Bilirkişi devam ediyor:
“İşçi işi yaptığına göre kayma tehlikesini dikkate alarak dikkatli ve tedbirli davranması gerekirdi. Merdivenle yapılan çalışmalarda bir kişinin merdiveni tutması yönünde talimat bulunmasına rağmen, çalışan olay esnasında talimatlara aykırı olarak çalışmış ve diğer işçinin merdiveni tutmasını sağlamamıştır.”
İşçi diyor ki, “Bana merdiven tutması için bir yardımcı vermemişlerdi ki. Üstelik yıllardır bu iş böyle yapılıyor. Bir merdivende iki işçi çalıştırmayı işveren her zaman gereksiz görmüştür.”
Bilirkişi, işçiyi işveren karşısında eşit pazarlık şansına sahip, eşit durumda olan birisi olarak görerek devam ediyor:
“İşçi, işçi sağlığı ve güvenliği tüzüğündeki usul ve şartlara uymadığı, yaptığı işin tehlikeli işler sınıfına girdiğini bilmesine rağmen, merdiven üzerinde bulunduğu sırada her an düşebileceğini düşünerek dikkatli davranması gerektiği halde, işi yapma sırasında karşılaşacağı riskleri düşünebilecek yaş ve olgunlukta olmasına rağmen, dikkatsiz ve tedbirsiz davranmış, kendi yaralanmasına sebep olmuştur.”
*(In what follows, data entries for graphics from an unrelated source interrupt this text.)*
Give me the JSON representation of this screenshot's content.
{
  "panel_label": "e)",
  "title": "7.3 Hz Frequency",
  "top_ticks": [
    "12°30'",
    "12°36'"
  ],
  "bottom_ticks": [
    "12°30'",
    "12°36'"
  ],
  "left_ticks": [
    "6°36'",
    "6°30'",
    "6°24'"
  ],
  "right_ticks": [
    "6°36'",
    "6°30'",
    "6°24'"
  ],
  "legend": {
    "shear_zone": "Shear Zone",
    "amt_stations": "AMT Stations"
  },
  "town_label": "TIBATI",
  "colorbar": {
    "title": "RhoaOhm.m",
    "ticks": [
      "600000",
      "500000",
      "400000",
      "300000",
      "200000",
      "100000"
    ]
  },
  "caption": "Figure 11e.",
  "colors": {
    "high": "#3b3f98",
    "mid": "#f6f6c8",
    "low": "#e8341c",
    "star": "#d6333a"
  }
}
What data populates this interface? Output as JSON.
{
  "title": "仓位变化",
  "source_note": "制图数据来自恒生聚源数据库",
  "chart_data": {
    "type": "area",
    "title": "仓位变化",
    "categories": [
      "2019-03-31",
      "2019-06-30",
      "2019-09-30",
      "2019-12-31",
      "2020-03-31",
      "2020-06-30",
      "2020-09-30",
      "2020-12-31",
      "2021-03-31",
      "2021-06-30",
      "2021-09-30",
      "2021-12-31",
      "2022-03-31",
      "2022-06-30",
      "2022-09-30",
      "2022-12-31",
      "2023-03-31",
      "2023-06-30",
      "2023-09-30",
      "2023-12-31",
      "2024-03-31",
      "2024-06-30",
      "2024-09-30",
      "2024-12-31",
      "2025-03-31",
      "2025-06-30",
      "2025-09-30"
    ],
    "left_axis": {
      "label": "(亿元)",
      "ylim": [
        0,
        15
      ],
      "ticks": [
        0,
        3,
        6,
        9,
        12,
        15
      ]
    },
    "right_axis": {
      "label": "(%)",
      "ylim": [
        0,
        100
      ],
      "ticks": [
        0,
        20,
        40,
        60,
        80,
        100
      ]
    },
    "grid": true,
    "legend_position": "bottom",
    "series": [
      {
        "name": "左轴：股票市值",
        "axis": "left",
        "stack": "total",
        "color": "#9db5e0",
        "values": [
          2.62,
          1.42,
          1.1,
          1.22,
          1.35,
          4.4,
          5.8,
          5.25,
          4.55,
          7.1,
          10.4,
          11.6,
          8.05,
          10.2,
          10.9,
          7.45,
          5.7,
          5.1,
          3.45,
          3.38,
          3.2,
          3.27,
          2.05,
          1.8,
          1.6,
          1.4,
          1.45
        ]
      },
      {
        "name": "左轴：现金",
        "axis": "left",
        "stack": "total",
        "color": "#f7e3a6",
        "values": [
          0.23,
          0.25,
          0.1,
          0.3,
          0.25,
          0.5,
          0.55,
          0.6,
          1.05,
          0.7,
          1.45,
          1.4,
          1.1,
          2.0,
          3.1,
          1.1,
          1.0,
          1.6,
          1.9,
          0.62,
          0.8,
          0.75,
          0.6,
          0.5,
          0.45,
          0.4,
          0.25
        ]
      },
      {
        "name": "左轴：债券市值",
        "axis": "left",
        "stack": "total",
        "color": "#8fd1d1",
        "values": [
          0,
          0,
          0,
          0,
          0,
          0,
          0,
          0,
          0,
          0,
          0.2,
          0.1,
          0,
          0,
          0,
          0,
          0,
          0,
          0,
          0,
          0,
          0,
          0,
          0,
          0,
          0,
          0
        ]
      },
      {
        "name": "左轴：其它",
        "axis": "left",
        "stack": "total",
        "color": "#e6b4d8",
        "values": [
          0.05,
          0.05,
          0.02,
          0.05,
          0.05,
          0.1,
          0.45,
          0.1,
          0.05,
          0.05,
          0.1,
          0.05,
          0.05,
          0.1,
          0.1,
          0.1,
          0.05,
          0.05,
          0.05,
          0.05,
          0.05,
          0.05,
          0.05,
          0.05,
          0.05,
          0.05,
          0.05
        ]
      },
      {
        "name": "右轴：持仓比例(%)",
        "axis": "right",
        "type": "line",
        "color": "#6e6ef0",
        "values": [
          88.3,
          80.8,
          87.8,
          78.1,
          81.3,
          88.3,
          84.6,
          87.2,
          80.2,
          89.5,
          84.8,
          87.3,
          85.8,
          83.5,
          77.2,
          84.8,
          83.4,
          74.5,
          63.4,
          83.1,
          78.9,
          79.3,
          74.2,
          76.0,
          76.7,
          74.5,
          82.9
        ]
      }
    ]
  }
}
Bu saptamayı yapan bilirkişi, olayda işçiyi yüzde 50 kusurlu bulmuştur. SGK müfettişinin raporu da aynı doğrultuda olduğundan mahkeme yüzde 50 kusur üzerinden yargılamayı sürdürmüştür.
Evet işçiyi koruyan hukuk dalı iş hukukudur. İş hukuku iki ana dala ayrılır.
1. İşçi ile işveren arasındaki iş sözleşmesine dayalı hak ve borçları düzenleyen iş yasalarına bireysel iş hukuku denilir.
2. İşçilerin sendikalarda örgütlenerek haklarını ve borçlarını toplu pazarlıkla nasıl belirleyeceklerini düzenleyen yasalara ise toplu iş hukuku denilmiştir.
Bireysel iş yasaları işçiye gerektiği ve yeterli düzeyde koruma sağlayamamıştır, sağlayamaz.
Bireysel iş hukukunun bir dizi kuralı kağıt üzerinde kalmıştır. Bu nedenle gerçek korumanın işçilerin özgürce örgütlendikleri, işçilerin gerçek temsilcileri tarafından yürütülen toplu pazarlıkla sağlanabileceği kabul edilmiştir.
Bilirkişinin kusur raporuna esas aldığı, “Bu merdiven uygun değil, ben bu merdivenle bu işi yapmam, uygun merdiven isterim” diyebilmesi için, işçinin bu haklı istemi nedeniyle işten atılmasına karşı güvencede olması gerekir.
Bu güvence sisteminin adı,”özgür toplu pazarlık” düzenidir.
Özgür toplu pazarlık düzeni, 12 Eylül 1980’den sonra yok edildiği, halen de var edilemediği için işçiler her an ölümle, sakat kalma riskiyle yaşamak zorundadır.
Bu arada, evine ekmek götürmek derdindeki işçi ile güçlü işveren eşitmiş gibi uygulanan bireysel iş hukuku karşısında çaresiz kalan işçinin çalıştığı yerde onu bu durumdan koruyacak “toplu iş hukuku” gereği olması gereken sendika ne yaptı derseniz…
Hastalanan işçinin de, merdivenden düşen işçinin de sendikası yok.